I answered that I should know the man again, and with that should have forgotten to think about him, but that for days afterwards Hinge was full of excited intelligence about him, relating how he had received such a visitor at such a time, and had gone out in a cab at such an hour, returning after such and such a length of absence. In a very little time the mention of him became a bore, and I forbade Hinge to speak of him unless he had something of importance to tell me.

In the meantime I wrote my note and sent it to the post. I waited all day, and received no answer. When the next morning's post came in I turned my letters over hastily, and was a little surprised, as well as disappointed, to find that I had no line from Violet. Again that morning I made my way to Lady Rollinson's house, and again the accustomed servant met me, and this time fairly staggered me with a repetition of his “Not at home.”

“Am I to understand,” I asked, “that Lady Rollinson and Miss Rossano have left town?”

“Can't say, sir,” said the man, staring straight above my head with unmoving eyes, but fidgeting nervously with his hands and feet. “My orders is: 'Not at home to Captain Fyffe.'”

“That will do,” I returned, and walked away, more puzzled than I had ever been in my life before. I went back to my rooms, and there I wrote this note:

“Dear Lady Rollinson,—When I called at your house yesterday I was told that you and Violet were not at home. When I called again this morning, I was told that you were 'not at home to Captain Fyffe.' This troubles and worries me so much that I hope you will not think me impertinent if I ask the reason for it.”

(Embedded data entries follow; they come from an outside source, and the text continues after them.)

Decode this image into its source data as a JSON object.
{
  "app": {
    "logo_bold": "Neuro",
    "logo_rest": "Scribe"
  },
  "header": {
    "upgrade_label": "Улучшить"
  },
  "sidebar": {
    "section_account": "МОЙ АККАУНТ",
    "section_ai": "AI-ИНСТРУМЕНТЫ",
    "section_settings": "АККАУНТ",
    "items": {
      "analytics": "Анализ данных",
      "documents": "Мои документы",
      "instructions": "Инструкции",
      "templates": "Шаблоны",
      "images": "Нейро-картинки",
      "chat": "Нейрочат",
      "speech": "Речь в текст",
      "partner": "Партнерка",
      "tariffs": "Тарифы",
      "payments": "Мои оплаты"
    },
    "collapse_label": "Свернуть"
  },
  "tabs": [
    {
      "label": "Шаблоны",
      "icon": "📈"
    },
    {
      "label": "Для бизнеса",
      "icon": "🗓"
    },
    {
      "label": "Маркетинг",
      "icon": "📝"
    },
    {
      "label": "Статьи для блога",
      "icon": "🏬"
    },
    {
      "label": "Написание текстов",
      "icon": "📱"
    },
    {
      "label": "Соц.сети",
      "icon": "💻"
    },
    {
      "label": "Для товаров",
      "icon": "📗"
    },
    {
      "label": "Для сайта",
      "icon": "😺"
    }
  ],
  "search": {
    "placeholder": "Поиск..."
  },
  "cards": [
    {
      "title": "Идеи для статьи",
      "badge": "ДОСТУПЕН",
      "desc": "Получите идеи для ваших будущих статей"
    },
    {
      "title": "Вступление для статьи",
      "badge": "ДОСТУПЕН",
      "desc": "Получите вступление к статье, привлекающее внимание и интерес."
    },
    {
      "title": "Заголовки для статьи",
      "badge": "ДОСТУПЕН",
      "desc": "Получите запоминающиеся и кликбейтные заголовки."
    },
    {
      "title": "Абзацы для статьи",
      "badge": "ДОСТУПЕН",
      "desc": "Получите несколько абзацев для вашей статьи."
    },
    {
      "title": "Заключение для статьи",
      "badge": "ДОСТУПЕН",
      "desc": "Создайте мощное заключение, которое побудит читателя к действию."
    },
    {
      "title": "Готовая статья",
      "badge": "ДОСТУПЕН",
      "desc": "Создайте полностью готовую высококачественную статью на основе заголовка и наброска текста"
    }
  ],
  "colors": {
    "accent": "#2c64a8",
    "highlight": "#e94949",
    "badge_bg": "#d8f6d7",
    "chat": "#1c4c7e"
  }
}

I despatched that letter by Hinge, with instructions to await an answer. In half an hour the answer came, and for the time being left me more puzzled and troubled than ever:

“Lady Rollinson acknowledges the receipt of Captain Fyffe's letter, and begs to say that on the two occasions referred to by Captain Fyffe her instructions were accurately obeyed by her servant.”

That was all. There was not one word in explanation of this astonishing announcement. Violet and I were engaged to be married, with her father's warmest approval, and Lady Rollinson had, until that moment, shown nothing but the most enthusiastic favor for the match. And here, on a sudden, I was forbidden the house, without rhyme or reason.

For an hour I was like a man on whom a thunderbolt had fallen.